I used to love sitting there. It provided ample opportunity for people watching.
I’d sit and wonder what their lives are like. What items do they carry in their briefcase? What music do they listen to in their headphones? Do they go home to a warm meal or an empty apartment?
I’d wonder whether they had secrets. Or dreams. Or regrets. These days, many years later, Tully’s Coffee no longer sits on Roppongi Hills with patio chairs facing the street.
And yet, I still wonder.
There is a website I love called The Dictionary of Obscure Sorrows, curated by John Koenig. Within this library, I stumbled upon the word “sonder.”
Sonder (n.) - The realization that each random passerby lives a life as vivid and complex as your own.
This is what I felt up on Roppongi Hills, sipping my coffee and watching strangers go by. Now, I spend less days in cafes and more days online. Yet on social media, and the online communities I am a part of, I feel the same.
And so, like my time at the Roppongi cafe, I wonder about people’s lives.
What is the story of that tattoo? Why that username? Are they happy?
Scrolling past profiles, it fascinates me that behind each username, behind each lovingly selected bio and picture, is a real human being with joys, problems, perspectives, and experiences.
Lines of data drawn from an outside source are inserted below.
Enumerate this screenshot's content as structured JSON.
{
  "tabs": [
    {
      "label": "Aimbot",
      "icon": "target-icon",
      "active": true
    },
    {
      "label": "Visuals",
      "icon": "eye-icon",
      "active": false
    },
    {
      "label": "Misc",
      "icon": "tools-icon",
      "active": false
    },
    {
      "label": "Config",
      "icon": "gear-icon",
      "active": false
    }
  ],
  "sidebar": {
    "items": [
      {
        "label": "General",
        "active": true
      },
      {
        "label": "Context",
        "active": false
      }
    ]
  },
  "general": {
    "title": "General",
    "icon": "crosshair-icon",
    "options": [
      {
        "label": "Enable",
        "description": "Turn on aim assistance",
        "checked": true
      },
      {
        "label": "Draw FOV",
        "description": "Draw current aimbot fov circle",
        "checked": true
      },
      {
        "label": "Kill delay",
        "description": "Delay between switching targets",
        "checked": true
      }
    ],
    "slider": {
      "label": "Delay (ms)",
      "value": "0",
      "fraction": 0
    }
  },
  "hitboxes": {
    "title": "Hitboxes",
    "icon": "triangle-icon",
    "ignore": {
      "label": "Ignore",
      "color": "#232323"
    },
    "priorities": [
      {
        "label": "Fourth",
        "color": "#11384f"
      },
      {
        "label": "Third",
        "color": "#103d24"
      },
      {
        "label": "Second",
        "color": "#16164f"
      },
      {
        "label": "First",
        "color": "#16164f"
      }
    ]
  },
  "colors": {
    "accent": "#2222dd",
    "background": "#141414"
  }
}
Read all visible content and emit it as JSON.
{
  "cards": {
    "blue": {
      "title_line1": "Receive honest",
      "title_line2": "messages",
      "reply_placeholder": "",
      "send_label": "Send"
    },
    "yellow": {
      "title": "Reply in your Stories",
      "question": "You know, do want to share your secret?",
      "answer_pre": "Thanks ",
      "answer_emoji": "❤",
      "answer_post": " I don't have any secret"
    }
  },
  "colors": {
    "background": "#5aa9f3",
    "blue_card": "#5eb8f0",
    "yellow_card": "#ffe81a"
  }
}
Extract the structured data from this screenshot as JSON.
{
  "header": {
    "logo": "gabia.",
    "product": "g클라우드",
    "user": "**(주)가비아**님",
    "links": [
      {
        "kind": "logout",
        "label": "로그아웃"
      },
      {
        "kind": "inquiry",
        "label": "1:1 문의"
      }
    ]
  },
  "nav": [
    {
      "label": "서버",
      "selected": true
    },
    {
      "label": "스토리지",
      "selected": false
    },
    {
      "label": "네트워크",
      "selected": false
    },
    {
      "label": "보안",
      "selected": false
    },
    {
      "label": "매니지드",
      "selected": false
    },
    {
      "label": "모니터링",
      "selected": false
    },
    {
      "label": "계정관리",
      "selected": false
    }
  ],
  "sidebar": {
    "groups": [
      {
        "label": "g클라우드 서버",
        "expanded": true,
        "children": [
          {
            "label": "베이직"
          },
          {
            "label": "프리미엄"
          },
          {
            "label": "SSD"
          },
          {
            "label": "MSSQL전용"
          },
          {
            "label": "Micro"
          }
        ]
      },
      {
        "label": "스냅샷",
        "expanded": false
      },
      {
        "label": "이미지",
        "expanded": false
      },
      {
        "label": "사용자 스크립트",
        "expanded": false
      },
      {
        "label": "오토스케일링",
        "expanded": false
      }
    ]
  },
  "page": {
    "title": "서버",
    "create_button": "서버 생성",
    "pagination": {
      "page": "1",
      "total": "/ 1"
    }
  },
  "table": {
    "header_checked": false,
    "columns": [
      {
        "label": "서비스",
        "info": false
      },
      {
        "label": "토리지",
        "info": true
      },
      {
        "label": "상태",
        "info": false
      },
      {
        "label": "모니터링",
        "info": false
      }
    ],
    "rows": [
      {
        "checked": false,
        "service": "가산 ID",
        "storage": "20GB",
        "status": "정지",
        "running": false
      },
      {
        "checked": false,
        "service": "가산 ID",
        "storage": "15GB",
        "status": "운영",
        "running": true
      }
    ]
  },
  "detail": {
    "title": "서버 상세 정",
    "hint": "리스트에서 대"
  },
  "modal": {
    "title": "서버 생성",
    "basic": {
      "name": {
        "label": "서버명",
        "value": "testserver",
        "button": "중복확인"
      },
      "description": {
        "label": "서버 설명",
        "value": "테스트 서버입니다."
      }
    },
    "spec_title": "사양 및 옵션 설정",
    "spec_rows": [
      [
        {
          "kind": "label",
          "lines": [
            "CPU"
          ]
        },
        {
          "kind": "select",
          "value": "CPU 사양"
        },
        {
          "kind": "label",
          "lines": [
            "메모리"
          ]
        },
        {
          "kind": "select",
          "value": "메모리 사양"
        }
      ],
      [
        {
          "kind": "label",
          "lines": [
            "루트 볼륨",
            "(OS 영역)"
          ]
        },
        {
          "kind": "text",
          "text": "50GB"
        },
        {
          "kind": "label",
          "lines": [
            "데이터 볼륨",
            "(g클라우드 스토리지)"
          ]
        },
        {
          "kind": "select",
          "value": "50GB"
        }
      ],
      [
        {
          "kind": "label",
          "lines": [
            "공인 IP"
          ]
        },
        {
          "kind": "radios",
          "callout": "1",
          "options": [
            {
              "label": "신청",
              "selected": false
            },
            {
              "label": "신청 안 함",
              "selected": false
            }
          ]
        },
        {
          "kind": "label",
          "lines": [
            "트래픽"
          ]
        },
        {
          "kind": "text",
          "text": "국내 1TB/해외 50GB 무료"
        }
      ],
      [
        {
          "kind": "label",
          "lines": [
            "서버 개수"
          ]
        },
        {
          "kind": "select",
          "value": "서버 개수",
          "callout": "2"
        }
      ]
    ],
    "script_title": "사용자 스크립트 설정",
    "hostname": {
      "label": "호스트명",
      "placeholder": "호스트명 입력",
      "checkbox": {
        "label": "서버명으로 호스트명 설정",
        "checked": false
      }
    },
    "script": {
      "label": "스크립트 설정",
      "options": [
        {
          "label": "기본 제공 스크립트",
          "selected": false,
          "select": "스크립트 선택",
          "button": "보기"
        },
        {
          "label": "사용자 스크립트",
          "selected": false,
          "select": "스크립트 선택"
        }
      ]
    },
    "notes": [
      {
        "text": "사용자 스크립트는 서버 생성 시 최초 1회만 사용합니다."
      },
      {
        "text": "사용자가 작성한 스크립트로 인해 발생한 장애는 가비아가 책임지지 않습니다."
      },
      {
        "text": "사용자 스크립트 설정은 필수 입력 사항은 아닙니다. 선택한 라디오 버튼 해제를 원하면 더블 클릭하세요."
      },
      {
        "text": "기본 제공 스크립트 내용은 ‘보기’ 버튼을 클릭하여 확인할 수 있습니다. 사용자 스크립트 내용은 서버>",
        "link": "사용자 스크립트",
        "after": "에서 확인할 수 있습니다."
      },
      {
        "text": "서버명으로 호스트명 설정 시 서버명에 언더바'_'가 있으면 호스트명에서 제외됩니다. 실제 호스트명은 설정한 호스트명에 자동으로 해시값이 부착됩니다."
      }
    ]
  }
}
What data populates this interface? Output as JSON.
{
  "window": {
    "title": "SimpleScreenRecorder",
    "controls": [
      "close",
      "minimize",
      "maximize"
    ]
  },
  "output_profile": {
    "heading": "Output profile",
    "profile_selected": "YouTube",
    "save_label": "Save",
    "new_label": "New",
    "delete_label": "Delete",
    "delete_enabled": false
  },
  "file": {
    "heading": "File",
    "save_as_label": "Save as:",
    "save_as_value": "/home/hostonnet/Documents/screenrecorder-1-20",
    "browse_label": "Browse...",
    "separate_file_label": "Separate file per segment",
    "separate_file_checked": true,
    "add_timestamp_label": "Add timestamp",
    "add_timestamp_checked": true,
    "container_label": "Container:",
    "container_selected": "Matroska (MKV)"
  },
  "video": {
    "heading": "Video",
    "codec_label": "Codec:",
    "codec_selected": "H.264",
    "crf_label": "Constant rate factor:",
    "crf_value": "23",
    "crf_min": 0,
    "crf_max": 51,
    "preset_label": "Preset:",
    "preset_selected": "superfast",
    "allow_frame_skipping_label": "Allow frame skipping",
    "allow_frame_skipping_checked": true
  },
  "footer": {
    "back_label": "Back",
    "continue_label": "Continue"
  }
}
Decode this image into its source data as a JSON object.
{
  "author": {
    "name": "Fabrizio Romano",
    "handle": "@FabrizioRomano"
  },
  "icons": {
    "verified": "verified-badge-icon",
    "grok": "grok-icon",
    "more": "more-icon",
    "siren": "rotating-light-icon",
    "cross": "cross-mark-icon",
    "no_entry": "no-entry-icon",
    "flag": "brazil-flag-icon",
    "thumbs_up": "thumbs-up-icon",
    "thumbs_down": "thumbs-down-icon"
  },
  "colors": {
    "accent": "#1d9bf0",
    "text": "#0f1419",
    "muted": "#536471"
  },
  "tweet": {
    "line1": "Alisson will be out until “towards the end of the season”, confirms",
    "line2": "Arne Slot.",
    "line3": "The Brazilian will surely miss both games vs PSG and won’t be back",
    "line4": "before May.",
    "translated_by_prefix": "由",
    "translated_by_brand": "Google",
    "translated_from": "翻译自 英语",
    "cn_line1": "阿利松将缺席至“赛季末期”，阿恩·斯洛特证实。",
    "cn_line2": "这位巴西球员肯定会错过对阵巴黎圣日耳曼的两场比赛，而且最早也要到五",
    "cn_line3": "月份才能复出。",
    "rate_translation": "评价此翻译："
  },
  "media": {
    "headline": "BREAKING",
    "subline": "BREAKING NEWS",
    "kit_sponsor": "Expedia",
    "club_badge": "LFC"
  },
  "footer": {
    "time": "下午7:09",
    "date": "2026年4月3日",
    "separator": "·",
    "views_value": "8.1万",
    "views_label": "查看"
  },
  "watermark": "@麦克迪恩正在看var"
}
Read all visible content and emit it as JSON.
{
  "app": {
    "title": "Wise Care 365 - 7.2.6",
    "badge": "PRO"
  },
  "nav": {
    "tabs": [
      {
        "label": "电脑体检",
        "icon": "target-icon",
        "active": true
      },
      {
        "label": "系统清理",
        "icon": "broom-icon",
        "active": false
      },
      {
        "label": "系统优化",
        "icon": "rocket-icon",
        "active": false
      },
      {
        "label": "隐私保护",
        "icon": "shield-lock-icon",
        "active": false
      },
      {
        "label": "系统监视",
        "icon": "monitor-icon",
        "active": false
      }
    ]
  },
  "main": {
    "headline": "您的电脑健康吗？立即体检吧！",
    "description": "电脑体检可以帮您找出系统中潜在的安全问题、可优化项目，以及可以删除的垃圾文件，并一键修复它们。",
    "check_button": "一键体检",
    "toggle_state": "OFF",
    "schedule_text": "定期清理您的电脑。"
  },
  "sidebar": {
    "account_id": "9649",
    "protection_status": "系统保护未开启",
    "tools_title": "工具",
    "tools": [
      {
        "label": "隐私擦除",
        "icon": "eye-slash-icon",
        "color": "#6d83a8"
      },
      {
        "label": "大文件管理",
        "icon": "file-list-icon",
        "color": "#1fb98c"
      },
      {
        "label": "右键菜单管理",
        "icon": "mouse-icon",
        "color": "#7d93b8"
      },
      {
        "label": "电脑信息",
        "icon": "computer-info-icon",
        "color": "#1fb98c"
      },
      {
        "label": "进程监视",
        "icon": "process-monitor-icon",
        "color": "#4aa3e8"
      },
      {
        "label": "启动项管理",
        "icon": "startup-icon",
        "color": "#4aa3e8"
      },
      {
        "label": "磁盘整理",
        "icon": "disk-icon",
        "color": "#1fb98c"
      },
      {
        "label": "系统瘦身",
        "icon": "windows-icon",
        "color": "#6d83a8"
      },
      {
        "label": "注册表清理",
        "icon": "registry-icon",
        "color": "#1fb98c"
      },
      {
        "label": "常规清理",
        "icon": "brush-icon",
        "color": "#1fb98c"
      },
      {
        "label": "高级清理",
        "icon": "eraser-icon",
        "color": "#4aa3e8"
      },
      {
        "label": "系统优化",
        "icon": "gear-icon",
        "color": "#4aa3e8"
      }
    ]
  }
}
In Chinese, the closest phrase for this is 好奇 (hàoqí), meaning “curiosity,” or “inquisitiveness.”
好 (hào) stands for “good”
奇 (qí) means “strange” or “unusual”
Together, I like to think it means finding good in the strange. Which in hindsight, is really what curiosity means. That natural human inclination to seek knowledge or understanding.
We do this so often with the things we learn, the knowledge we accumulate. What about the people we encounter? How often are we curious about what makes them who they are?
Social media adds a new complexity, a longer peek behind the curtain. I wonder where they’ve been prior and where they are going next.
What do they read? What inspires them?
Why did they share what they shared?
What are they not sharing?
What got left behind on their cutting room floor?
What keeps them up at night?
At the same time, I also wonder what other people wonder about me, too.
Sonder, so that is what it's called when sometimes I have this strange feeling washing over me when I have the recurring revelation that all the strangers before me now actually do have a long and complex life just like my own. It's almost like you're watching a show and the fourth wall came down momentarily. For me 好奇 used to be more like "busybody" for me, now that you explain the meaning of it, it is definitely the more positive curiosity! I like that :)
If "finding good in the strange" was a genre, that is all I would read. Love this essay, thank you @yina!